Actually, we do have something else in common: our hopes and fears are not those that keep the Archbishop of Canterbury awake at night. As guest editor of New Statesman this week, he wrote an editorial in which he told the Government to try to “understand how scared people are” by the implementation of policies “for which no one voted”. The people most scared, apparently, are those affected by Iain Duncan Smith’s welfare reforms – reforms designed to ensure that anyone who takes a job is better off than someone who chooses not to, and that no family on benefits should receive more money than a working household on the average income. Scary stuff, indeed.
In October last year, Jon Cruddas MP, tribune of Dagenham, who obviously through some bizarre accident owns a house in Notting Hill as well as in his constituency, described government plans to restrict the amount of housing benefit as “an exercise in social and economic cleansing”. His use of the word “cleansing” is not only unmistakable, it’s breathtaking. The proposed “cleansing” amounted to a mild restriction on total housing benefit payable.
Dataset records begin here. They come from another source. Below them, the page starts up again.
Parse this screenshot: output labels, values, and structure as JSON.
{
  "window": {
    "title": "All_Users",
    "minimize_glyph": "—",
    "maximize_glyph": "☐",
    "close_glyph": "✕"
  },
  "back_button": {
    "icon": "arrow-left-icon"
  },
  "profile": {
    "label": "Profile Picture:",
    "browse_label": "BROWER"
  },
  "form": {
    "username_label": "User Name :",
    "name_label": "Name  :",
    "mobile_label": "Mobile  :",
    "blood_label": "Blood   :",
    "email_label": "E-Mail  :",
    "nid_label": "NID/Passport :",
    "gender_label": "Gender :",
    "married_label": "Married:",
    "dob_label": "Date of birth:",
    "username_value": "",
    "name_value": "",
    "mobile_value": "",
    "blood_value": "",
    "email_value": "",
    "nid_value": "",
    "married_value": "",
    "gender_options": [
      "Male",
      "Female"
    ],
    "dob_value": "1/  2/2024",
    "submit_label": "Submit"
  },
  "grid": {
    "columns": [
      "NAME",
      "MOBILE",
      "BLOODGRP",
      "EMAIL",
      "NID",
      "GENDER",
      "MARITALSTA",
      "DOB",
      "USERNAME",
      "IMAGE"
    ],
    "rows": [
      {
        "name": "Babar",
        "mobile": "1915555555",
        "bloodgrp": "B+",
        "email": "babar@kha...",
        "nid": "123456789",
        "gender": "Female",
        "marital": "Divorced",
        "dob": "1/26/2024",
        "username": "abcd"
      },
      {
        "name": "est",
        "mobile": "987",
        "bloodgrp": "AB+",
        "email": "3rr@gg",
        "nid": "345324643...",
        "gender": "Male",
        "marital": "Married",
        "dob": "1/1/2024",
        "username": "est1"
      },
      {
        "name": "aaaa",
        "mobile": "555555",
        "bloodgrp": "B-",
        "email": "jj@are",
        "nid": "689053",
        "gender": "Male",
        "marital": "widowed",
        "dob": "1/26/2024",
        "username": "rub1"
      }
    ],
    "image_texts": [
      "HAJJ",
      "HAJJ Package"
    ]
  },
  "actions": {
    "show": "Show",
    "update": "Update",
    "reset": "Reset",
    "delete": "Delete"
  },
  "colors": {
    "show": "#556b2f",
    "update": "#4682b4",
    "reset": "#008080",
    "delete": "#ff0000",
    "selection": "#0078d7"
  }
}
The Archbishop is not in the same linguistic league as Mr Cruddas, but he may be even less worldly. He seems convinced that fairness means opposing any change that would leave anyone worse off: he argues against using the “seductive language” of the “deserving” and “undeserving” poor. But fairness isn’t about protecting us from the consequences of our life choices. It is about making sure that people on barely adequate incomes – that is: most of us – don’t get done over by governments who prefer to tuck worklessness under the carpet by ignoring the moral concept of personal choice when determining how to assist the poor. It is obscene, Dr Williams, that some people choose not to work, and are better off as a consequence than those who do not make such a choice. Such people are less deserving than others. If there are no jobs available, what are all these Polish men doing on this bus, at 6.30am? They deserve more than to be viewed as taxable cart-horses.
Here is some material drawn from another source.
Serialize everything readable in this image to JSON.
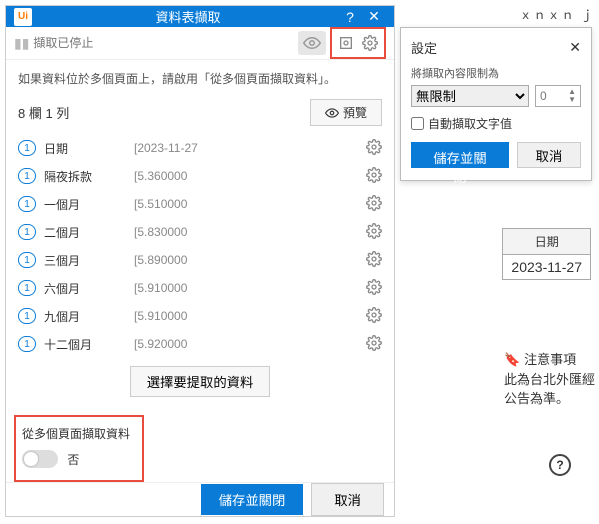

And you? On an average salary? Trying to raise a child and thinking about having another? Coming to the conclusion that you might be able to balance commuting against mortgage costs, if you moved to an unpopular area farther out than you’d like? It must be hard for multiple houseowners such as Mr Cruddas, or the Archbishop in his palace, to understand: this is life, for most of us. And we’re not fascists because we make a distinction between the deserving and the undeserving when we see where our tax is spent.
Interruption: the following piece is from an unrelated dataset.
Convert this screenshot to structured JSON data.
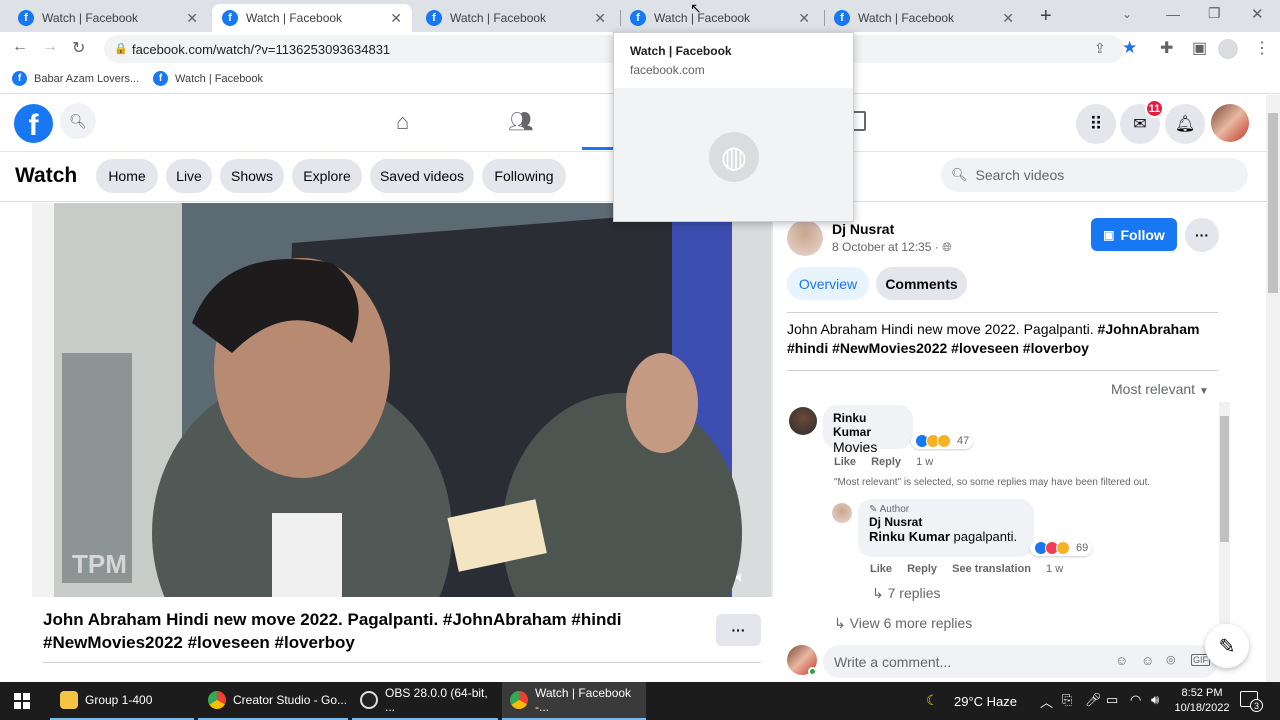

Polly Toynbee, Dr Williams’s anguished secular equivalent, described IDS’s welfare reform as the Tories’ “final solution” for the poor. She believes that poverty can be cured through the act of gluing oneself to a Topshop window, and that if only Philip Green, its owner, would pay more tax, all our problems would be solved. But most tax is not raised from the few Philip Greens of this world. It comes from us on the 254 bus.
The Archbishop has forgotten the contract between the 254 and the jobless poor. We work to pay tax to help our fellow citizens. But if he refuses to condemn those who take our money with no intention of working, one day we might all decide to stay in bed. Who would judge us undeserving of a rest?